Amiri Baraka and two consequential poems from 1965
Howard Rambsy II, Black Studies Program and the Department of English - Southern Illinois University Edwardsville.
Author of The Black Arts Enterprise and the Production of African American Poetry
In 1965, Amiri Baraka (then known as Le Roi Jones) produced “Black Art” and “A Poem for Black Hearts,” which became two of the most widely circulated poems of the time period. That the poems appeared at the outset of the Black Arts Movement is hardly coincidental. Baraka and his poems were instrumental to the formation of the movement.
On February 21, 1965, Malcolm X was assassinated in Harlem just as he began to deliver a speech. His violent murder was traumatic, painful, and tragic. African American literary artists would not allow Malcolm to be forgotten.
In the course of the next several months and years, writers found various ways to memorialize the slain leader in their works. Baraka took the lead. His piece “A Poem for Black Hearts” was one of the first widely distributed tributes to Malcolm when it was published in the September 1965 issue of Negro Digest. The poem carried a note “April, 1965” alerting readers that Baraka had composed it months earlier.
"For Malcolm's eyes," Baraka began "when they broke the face of some dumb white man. For Malcolm's hands raised to bless us all black and strong." The poem was a fiery tribute for Malcolm. The poem also showcased a new or intensified militancy from Baraka, who was using the poem to urge his black audiences to action. As Baraka noted, “let nothing in us rest until we avenge ourselves for death.”
In retrospect, the “April, 1965” designation was important because it marked the moment when Baraka and a group of fellow artists, including Askia Toure and Larry Neal among others, had organized the Black Arts Repertory Theatre in Harlem. Baraka’s collaborators also included playwrights, actors, visual artists, and musicians.
At some point in 1965, Baraka recorded a reading of his poem “Black Art,” and he was backed by a group of jazz artists, Sonny Murray on drums, Albert Ayler on tenor saxophone, Don Cherry on trumpet, and Lewis Worrell and Henry Grimes on basses. The poem appeared on Sonny Murray’s album Sonny’s Time Now (1965) prior to the poem’s initial appearance in print in the January 1966 issue of Liberator.
In “Black Art,” Baraka makes the case that “Poems are bullshit unless they are” functional and tangible. Similar to “A Poem for Black Hearts,” Baraka uses “Black Art” as a rallying cry for his black audiences and as a platform for listing demands:
We want a black poem. And a
Black World.
Let the world be a Black Poem
And Let All Black People Speak This Poem
Silently
or LOUD
Part of what ensured that Baraka’s poems would become canonical, not only memorable, was the tacit agreement among dozens of anthology editors from the late 1960s through the mid-1970s that “A Poem for Black Hearts” and “Black Art” should appear in collections. Time after time when editors gathered works to include, they included Baraka’s two poems. Between 1968 and 1973, at the height of the Black Arts Movement, Baraka’s two poems were reprinted in more than 15 anthologies.

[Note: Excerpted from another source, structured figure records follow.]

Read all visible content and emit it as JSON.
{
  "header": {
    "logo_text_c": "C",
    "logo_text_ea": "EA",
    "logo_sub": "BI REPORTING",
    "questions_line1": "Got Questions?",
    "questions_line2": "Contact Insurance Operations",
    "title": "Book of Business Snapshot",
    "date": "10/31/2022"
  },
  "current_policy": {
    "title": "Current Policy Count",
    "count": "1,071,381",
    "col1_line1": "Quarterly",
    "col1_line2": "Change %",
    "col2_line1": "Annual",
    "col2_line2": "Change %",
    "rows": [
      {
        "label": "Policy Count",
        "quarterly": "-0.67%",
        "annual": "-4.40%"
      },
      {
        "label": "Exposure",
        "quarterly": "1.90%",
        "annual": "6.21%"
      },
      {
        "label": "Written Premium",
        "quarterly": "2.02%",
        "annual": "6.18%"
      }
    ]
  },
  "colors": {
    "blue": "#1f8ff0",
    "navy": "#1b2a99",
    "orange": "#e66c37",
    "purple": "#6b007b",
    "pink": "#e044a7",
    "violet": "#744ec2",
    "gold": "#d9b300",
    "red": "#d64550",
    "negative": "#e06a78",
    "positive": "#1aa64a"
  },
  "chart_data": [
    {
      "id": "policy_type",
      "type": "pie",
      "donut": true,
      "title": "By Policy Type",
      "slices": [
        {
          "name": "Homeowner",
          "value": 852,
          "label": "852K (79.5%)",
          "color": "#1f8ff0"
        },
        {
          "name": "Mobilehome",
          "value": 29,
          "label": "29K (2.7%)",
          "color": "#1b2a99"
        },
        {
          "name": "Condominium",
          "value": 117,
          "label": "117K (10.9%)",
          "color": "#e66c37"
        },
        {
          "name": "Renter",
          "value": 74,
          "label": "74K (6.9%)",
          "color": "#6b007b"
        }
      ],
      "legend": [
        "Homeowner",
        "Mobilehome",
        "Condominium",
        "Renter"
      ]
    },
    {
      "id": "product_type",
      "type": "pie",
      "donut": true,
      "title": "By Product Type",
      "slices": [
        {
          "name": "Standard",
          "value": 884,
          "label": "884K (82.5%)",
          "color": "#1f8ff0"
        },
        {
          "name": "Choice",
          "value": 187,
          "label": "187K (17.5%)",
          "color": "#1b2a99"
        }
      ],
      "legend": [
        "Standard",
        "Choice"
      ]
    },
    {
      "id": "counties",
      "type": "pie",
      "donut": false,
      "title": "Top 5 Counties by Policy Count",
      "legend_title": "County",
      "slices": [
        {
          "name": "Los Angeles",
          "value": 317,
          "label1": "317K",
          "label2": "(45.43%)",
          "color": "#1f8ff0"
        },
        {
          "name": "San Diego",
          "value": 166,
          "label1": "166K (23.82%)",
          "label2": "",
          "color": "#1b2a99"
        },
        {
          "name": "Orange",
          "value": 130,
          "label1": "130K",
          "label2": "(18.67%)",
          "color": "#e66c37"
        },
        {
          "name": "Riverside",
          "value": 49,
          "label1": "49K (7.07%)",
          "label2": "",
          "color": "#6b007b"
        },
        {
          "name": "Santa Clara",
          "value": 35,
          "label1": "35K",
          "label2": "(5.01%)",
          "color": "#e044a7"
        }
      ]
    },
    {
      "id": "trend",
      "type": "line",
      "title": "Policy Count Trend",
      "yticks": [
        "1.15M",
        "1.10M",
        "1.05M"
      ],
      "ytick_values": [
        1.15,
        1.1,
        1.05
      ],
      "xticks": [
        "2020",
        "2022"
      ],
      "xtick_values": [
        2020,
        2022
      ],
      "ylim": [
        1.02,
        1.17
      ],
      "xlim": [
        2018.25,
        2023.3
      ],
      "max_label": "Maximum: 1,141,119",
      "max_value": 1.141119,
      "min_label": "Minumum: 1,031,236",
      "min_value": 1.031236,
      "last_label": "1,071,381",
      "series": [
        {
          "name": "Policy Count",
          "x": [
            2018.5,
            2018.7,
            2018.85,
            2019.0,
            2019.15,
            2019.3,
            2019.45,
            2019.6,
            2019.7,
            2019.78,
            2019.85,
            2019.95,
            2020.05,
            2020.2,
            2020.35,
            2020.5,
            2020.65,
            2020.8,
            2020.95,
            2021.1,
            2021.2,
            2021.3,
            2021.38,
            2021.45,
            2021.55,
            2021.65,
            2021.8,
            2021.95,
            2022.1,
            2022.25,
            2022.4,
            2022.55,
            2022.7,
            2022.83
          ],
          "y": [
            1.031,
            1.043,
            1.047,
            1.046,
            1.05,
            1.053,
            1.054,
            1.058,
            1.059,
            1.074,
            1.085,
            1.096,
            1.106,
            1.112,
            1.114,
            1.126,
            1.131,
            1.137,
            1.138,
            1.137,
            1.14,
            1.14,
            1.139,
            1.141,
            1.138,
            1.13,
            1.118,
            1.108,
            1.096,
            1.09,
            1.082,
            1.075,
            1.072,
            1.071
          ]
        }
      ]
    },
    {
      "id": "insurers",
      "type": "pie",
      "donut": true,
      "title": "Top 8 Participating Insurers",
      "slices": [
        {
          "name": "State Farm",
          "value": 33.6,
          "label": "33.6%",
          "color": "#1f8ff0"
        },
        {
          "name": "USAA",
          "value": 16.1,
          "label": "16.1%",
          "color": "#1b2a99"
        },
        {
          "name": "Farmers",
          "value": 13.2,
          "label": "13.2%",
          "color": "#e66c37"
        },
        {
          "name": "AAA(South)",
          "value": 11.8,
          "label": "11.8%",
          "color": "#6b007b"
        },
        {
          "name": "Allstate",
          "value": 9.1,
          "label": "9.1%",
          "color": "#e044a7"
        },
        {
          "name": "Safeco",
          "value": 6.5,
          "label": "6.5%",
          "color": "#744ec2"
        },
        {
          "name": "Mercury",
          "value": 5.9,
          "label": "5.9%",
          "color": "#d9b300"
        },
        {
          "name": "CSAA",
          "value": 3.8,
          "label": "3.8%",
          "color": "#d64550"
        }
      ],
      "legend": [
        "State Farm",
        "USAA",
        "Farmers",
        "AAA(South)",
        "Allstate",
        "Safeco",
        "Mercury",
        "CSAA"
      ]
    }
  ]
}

The 1960s and 1970s are known for the production of “new black poetry,” but as the continued circulation of Baraka’s two works suggests, the publication of dozens of anthologies during the time period meant that the era gave rise to reprinting new and old black poetry. Baraka’s two poems appeared in collections with signature works by Paul Laurence Dunbar, Langston Hughes, and Margaret Walker on the one hand, and Nikki Giovanni, Haki Madhubuti (then Don L. Lee), and Sonia Sanchez on the other.
Decades later, during the 1990s and early 21st century, when scholars and commentators wanted to cite Baraka’s 1960s militancy, we had many options of poems, essays, plays, and performances to mention. Yet, we were often inclined to highlight his two poems from 1965. How could a reflection looking back on the most pervasive, potent, and consequential poems of the past 50 years overlook Baraka’s “A Poem for Black Hearts” and “Black Art”?